The rocket startup has been mentioned more than 1,600 times on the platform since Monday, according to data shared with CNBC by meme stock tracker Breakout Point. Those numbers made the company one of the most talked about companies on WallStreetBets in the days leading up to its IPO, according to data from Breakout Points.
—Alex Harring
Although Starlink is a cash cow, SpaceX spends more than it earns.
The company has lost about $41.3 billion since its founding in 2002, according to IPO filings.
The company has already spent more than $15 billion developing its massive Starship rocket, which will be fully reusable in the future. Starship is also intended to take NASA astronauts back to the moon and eventually Mars.

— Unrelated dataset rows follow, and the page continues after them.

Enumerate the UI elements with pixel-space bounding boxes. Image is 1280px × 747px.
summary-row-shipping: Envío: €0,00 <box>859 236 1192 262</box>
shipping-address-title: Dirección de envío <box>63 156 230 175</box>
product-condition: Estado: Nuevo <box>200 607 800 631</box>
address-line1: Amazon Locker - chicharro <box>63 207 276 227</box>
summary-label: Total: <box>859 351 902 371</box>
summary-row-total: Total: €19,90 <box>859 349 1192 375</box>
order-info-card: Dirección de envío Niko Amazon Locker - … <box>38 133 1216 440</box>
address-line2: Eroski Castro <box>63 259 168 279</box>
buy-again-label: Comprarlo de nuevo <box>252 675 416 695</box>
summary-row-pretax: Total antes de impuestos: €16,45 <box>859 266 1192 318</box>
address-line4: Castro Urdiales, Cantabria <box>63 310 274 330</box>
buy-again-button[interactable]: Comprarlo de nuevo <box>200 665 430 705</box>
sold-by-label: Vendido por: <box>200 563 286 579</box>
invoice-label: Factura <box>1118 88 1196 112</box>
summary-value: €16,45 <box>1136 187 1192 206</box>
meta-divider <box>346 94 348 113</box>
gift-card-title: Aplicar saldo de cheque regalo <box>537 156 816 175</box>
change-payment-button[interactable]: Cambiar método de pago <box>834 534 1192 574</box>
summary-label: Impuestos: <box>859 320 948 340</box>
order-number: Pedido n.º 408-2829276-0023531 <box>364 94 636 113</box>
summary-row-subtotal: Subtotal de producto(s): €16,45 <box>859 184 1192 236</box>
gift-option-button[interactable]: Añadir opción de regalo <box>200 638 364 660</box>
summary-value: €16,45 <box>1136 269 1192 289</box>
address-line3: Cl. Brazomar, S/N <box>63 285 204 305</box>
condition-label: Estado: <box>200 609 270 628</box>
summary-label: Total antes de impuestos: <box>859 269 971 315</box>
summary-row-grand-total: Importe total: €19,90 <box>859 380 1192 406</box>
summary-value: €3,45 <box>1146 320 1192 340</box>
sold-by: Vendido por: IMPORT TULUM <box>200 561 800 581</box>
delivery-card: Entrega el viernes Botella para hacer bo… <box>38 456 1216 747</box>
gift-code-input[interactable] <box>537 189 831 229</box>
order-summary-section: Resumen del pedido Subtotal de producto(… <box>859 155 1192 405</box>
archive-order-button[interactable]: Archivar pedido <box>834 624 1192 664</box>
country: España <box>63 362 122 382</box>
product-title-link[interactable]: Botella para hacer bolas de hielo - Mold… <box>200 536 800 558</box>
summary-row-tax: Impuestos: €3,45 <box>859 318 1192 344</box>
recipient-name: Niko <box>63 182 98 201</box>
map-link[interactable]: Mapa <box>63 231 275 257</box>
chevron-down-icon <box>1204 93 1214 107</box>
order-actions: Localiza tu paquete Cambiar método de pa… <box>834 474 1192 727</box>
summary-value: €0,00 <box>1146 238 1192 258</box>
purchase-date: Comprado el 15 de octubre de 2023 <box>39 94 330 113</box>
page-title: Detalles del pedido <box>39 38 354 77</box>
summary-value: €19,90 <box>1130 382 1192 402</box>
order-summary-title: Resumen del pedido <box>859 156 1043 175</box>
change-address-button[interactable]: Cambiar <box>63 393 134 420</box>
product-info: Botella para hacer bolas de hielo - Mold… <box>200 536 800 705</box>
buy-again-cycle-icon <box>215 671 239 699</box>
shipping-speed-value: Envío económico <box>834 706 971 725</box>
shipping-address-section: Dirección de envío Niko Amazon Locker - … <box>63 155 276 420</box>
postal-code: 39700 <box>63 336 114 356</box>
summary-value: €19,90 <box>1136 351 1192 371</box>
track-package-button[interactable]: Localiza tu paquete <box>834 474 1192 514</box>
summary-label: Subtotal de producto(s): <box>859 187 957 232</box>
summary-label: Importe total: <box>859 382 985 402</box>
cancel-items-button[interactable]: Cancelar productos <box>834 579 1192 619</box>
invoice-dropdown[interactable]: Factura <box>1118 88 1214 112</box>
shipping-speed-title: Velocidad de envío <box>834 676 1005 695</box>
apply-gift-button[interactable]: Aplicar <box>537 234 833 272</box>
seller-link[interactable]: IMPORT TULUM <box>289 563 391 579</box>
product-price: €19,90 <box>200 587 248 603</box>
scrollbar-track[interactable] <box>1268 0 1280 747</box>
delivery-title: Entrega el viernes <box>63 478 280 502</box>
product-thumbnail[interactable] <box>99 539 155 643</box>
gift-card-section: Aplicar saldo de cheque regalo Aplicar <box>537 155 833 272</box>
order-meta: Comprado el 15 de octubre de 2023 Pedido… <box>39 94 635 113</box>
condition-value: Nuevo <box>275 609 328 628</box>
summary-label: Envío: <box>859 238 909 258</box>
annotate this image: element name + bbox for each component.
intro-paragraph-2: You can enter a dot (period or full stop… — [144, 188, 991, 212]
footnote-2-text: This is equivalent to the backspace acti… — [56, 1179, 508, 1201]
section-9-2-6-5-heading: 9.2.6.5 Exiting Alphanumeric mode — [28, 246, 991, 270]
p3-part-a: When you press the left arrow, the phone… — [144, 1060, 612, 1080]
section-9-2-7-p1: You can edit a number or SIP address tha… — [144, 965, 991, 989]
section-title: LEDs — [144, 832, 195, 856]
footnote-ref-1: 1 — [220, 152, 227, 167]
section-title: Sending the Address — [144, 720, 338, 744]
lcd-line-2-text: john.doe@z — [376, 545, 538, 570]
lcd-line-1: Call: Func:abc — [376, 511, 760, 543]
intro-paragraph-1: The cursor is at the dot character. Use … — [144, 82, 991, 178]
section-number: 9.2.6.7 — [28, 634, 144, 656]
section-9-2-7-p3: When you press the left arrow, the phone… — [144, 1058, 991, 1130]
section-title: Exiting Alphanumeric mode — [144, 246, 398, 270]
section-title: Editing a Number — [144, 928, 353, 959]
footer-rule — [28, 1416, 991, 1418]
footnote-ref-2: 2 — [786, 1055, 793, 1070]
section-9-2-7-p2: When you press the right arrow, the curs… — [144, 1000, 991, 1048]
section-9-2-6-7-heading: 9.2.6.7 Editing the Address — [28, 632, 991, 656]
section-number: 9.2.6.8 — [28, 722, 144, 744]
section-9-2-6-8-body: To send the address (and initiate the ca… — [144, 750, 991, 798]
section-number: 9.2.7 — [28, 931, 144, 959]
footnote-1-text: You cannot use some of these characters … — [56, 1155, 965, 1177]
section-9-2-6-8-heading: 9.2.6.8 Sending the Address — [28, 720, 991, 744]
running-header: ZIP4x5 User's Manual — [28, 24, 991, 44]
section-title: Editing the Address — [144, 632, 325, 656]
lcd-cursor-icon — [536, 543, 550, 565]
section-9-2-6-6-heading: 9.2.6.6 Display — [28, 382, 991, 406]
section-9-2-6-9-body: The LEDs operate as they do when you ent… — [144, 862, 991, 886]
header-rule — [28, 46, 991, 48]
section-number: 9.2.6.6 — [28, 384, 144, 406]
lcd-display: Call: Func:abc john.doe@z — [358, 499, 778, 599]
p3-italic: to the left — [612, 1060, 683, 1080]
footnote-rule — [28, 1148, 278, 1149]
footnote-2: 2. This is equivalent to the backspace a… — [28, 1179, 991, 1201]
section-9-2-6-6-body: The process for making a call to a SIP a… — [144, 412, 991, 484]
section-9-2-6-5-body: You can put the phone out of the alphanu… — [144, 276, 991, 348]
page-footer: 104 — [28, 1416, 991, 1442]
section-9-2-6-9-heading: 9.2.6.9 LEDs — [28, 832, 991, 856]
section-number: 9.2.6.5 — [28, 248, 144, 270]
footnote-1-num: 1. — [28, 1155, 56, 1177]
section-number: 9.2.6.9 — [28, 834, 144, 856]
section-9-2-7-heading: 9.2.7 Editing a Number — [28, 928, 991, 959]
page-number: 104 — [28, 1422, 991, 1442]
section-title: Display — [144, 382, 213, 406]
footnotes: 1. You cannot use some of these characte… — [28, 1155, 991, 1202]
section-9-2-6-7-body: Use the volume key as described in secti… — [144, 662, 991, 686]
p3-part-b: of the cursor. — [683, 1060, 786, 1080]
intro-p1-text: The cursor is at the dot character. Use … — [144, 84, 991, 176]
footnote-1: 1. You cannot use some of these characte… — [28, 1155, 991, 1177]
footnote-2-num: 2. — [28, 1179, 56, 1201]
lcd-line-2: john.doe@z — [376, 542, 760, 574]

SpaceX said in its prospectus that its connectivity division, which primarily consists of Starlink, will generate $11.39 billion in 2025, accounting for 61% of total sales. In the first quarter of this year, it rose to 69% of total sales.
In its prospectus, the company warns investors that it has recorded a net loss and may not be able to return to profitability in the future. The company lost $4.9 billion last year and $4.28 billion in the first quarter of 2026 alone, and both capital and operating expenses are expected to rise as it spends heavily on its Starship and AI efforts.
—Laura Kolodny
What will SpaceX use the funds for?
A SpaceX Starship spacecraft deploys to the launch pad through the Starbase manufacturing facility before making its 10th test flight from the company’s Starbase complex in Texas, USA, August 23, 2025.
Steve NessiusReuter
The funds raised in the IPO will fund further development of SpaceX’s large Starship rocket, which is currently in the test flight stage and is not yet fully reusable.
The company also plans to use the funding for future AI products and infrastructure, including a chip factory known as a Terrafab that SpaceX is building in Texas with Tesla and Intel.